Table 1. A Global Perspective of COVID-19 Platforms Used Across Countries with High Rates of Vaccination

1Source Worldometer (accessed 05 February 2023). 2United States 399 million Pfizer, 250 million Moderna, 14-15 million Janssen (based on replication deficient adenovirus 26 virus expressing full-length S protein). 3Deal between Pfizer and the Netanyahu-led government in which Israel locked in an early supply of Pfizer-BioNTech vaccines in exchange for providing data to Pfizer. As a result, virtually no other vaccines were available to the general public. 4As per government website accessed on 05 February, 2023: 24,922,054 total doses have been administered. It is not clear what the relative distribution between the 2 platforms is. 5Based on the incidence rate ratios, the vaccine effectiveness in fully vaccinated individuals was 80%, 92%, and 97% in preventing COVID-19-related hospital admissions, critical care admissions, and death, respectively, when compared to the non-vaccinated group (Al Kaabi N at al, 2022; Ismail AlHosani F et al, 2022). 6As per Wikipedia (accessed 05 February, 2023): 950,937,435 people corresponding to 87.7% of the population were fully vaccinated. 7Estimated vaccine efficacy (VE) against severe illness was 93·3% (95% CI: 92·1-94·3) in partially- vaccinated and 98·2% (95% CI: 97·9-98·5) in fully-vaccinated and against death was 94·1% (95% CI: 92·5-95·4) in partially-vaccinated and 98·7% (95% CI: 98·3-99·0) in fully-vaccinated. VE exceeded 92·0% in all age groups (Más-Bermejo PI .et al, 2022).. 811,976,900 total doses administered (New Zealand Ministry of Health website. Accessed 05 February, 2023).9265,906,862 total doses administered (Wikipedia, accessed 05 February 2023).
Final thoughts
As best said in a line from the song ‘Games People Play’ by the Alan Parsons Project band, “Where do we go from here?”
The following are several unmet needs for the COVID-19 mRNA vaccines, and all future mRNA vaccines for that matter, that need to be addressed and/or evaluated:
- A thorough, real-world data analysis of the different COVID-19 platforms across the different platforms across different countries is very much in order.
- Clinical studies that are designed to detect a reduction in any serious outcomes, such as hospital admissions, use of intensive care, transmissibility, or deaths. The COVD-19 mRNA vaccine trials were deficient in this regard (Doshi P et al., 2020).
- As reviewed by Doulberis M et al., 2021, the following items: (1) Long-term placebo-controlled trials of vaccine candidates, where the placebo group remains untreated. All-cause mortality studies could then be conducted. (2) Suitable animal model systems that accurately recapitulate the disease. (3) Understanding the effects of the vaccines in unhealthy people or those with underlying conditions. (4) Ensuring that the mRNA stays intracellularly and does not enter the extracellular space.
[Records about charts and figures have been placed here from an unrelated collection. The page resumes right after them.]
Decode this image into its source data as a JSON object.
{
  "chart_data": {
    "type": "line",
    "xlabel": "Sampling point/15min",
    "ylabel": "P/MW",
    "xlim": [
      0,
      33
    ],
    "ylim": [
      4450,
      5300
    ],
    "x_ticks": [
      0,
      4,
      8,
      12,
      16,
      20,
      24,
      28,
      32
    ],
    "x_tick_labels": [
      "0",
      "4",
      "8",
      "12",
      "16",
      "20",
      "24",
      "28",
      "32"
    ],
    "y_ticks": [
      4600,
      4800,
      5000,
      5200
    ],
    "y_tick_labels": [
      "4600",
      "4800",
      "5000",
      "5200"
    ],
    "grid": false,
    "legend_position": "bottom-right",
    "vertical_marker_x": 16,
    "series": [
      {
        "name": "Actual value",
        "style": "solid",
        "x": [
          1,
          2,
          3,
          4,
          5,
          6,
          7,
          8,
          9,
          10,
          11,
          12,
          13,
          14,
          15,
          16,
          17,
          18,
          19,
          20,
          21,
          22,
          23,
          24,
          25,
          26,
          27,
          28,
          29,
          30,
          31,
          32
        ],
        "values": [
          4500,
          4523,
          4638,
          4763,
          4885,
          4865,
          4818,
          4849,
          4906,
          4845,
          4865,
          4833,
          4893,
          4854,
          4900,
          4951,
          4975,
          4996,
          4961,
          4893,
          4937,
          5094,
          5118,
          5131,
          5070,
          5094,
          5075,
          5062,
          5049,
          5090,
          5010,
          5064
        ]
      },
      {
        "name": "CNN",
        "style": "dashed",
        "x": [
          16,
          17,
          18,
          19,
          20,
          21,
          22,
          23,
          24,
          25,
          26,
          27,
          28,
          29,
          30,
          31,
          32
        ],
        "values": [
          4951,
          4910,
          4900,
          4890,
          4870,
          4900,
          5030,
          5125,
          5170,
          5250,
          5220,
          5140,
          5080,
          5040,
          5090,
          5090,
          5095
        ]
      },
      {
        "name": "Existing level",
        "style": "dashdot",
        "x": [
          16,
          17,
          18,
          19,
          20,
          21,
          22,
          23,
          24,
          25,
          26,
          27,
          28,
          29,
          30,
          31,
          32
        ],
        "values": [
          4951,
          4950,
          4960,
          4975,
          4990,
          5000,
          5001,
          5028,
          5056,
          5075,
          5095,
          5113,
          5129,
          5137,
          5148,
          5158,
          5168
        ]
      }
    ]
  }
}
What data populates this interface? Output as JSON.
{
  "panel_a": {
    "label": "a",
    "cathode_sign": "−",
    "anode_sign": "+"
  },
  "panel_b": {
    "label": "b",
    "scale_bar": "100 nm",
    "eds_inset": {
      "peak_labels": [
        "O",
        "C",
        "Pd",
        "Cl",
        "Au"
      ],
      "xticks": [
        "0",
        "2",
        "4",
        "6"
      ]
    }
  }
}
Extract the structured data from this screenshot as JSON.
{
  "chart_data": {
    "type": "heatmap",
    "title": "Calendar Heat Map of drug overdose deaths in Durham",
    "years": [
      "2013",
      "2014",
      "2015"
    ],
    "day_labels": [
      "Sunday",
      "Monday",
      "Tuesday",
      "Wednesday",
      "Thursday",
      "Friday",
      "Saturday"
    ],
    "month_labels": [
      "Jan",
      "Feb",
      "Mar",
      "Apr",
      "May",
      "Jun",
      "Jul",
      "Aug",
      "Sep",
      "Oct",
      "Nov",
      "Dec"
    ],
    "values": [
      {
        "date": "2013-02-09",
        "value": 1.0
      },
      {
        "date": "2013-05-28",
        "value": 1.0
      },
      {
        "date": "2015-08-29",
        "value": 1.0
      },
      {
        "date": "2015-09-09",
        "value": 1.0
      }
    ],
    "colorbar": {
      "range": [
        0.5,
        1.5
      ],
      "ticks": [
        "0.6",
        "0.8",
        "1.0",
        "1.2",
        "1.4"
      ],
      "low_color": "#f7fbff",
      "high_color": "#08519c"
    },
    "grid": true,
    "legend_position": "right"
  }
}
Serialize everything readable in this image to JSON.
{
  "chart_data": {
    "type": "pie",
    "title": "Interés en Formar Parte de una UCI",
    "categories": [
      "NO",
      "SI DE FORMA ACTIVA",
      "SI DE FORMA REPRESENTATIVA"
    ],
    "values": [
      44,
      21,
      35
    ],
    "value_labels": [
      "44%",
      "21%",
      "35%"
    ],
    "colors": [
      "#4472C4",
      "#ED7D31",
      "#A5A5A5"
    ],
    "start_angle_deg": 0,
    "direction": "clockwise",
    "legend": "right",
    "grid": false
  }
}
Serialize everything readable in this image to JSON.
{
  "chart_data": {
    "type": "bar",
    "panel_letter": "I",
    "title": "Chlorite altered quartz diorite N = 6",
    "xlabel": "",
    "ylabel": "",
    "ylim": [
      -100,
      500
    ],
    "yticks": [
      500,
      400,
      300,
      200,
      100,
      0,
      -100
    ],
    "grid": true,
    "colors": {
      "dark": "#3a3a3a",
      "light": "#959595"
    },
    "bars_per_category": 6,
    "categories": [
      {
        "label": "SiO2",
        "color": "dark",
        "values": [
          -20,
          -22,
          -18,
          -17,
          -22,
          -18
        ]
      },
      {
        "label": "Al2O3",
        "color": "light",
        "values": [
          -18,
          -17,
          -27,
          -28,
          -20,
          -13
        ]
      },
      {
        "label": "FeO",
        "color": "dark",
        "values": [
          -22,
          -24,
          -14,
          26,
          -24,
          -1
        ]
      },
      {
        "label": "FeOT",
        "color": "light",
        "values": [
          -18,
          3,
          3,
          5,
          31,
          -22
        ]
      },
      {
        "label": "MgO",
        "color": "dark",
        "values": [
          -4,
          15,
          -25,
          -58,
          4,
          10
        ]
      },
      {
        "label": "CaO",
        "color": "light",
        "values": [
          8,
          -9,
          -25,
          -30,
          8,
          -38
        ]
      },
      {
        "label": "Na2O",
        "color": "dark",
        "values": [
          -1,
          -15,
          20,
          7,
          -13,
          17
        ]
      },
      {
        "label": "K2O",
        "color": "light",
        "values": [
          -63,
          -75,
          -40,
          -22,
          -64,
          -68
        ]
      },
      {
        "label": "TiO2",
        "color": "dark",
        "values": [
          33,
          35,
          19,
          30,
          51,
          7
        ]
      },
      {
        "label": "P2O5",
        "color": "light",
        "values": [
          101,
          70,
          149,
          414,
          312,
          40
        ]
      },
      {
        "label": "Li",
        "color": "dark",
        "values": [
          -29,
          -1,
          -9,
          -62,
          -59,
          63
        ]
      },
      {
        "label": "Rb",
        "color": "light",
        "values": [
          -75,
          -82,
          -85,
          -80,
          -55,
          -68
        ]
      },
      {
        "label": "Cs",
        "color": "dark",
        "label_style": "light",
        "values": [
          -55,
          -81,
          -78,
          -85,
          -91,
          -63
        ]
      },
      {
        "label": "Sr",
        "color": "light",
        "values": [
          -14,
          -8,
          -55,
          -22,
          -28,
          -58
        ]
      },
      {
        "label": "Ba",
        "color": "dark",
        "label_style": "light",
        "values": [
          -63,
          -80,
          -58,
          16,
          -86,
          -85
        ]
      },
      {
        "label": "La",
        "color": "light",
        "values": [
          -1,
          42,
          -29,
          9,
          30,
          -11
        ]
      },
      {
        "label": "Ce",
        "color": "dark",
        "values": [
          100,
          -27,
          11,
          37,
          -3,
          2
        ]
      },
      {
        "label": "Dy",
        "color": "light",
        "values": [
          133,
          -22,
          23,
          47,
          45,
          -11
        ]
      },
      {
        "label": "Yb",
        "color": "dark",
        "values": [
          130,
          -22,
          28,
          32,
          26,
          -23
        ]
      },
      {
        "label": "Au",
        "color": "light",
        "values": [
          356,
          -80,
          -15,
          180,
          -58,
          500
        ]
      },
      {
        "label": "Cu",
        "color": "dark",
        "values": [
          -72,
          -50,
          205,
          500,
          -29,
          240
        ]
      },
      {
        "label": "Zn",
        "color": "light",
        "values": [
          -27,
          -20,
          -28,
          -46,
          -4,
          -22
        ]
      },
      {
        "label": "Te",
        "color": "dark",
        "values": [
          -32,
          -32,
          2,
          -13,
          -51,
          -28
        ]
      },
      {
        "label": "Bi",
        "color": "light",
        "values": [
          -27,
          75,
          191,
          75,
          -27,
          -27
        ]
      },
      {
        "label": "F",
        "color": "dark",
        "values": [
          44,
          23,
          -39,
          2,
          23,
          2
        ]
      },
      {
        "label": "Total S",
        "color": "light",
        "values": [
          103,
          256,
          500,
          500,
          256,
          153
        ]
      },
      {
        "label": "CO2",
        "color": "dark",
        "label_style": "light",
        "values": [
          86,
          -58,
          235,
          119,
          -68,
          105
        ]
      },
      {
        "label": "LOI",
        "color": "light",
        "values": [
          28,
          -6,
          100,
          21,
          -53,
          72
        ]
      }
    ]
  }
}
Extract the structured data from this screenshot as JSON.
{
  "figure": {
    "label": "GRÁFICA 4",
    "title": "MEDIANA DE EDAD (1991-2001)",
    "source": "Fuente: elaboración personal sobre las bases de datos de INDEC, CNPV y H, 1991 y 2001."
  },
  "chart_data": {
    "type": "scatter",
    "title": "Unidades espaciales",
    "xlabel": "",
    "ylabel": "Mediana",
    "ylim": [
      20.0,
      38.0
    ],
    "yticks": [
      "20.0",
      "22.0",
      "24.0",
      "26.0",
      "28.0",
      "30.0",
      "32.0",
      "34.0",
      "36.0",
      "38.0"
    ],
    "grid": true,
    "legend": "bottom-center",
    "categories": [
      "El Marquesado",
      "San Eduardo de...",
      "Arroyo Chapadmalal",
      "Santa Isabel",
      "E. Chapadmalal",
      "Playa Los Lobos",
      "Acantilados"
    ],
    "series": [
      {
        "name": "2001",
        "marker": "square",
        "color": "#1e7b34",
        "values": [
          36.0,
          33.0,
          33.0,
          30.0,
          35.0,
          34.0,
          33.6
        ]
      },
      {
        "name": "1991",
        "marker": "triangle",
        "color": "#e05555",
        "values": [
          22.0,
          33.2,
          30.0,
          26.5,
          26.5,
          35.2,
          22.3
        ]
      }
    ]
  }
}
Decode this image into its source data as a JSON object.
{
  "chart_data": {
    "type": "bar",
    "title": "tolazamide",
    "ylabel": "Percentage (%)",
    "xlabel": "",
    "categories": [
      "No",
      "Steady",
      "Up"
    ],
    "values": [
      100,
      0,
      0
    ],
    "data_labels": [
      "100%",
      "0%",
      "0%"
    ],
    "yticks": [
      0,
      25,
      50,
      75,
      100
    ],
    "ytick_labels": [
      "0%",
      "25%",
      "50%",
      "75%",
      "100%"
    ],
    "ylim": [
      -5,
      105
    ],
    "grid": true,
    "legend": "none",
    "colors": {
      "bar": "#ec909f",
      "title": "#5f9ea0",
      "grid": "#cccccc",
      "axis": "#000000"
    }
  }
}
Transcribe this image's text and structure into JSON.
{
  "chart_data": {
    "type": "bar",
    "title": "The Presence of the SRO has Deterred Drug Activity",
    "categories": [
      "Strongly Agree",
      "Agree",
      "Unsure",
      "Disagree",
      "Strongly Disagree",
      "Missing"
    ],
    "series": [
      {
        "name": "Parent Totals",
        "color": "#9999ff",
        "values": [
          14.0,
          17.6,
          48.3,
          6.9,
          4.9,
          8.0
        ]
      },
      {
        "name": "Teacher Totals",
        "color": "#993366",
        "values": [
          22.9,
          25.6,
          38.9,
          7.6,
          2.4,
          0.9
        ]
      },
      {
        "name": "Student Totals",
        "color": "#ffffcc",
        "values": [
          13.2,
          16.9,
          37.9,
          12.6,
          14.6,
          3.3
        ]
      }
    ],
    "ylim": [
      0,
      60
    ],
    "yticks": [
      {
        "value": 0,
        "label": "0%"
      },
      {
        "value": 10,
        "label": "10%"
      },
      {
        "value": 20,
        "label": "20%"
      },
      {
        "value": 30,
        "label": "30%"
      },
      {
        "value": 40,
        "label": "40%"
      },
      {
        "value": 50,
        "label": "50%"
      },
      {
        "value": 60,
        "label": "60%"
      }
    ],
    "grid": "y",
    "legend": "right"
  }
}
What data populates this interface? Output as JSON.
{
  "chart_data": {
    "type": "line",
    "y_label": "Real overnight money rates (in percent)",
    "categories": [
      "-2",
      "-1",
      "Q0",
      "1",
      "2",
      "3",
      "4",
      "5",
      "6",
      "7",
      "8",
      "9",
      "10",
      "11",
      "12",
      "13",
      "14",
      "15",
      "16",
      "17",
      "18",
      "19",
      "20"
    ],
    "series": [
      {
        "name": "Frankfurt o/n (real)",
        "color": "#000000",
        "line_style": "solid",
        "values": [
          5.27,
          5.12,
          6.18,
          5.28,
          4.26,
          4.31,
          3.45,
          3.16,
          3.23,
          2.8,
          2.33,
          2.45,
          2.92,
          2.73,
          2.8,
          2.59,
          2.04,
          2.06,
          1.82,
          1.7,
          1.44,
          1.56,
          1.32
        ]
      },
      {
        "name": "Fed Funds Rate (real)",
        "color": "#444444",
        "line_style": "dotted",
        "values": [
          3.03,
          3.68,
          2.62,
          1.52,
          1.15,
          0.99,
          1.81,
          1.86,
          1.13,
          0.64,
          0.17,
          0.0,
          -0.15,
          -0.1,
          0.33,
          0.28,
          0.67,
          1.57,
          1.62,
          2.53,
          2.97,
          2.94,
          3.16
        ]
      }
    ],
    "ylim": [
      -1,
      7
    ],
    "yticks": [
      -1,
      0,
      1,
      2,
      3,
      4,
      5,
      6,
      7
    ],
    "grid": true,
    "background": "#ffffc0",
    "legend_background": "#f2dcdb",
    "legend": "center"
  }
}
- Better affordability. Once they are no longer covered by OWS, the ~$110 a dose that is projected for the mRNA vaccines may prove more costly than COVID-19 vaccines made by other technologies.
- Resolution of safety issues.
- Improvement in immune response duration and the ability to prevent infection and transmission.
In their current iteration, the COVID-19 mRNA vaccines will most likely continue to be available under emergency use authorization (EUA) but are unlikely to be able to meet the much more stringent requirements needed for manufacture under a biologics license application (BLA). Until then, the curtains may soon close on Act 1 of the mRNA vaccines.
As it was once said, “The first horse out of the gate isn’t necessarily Secretariat.” (Savio Woo ca, 2004).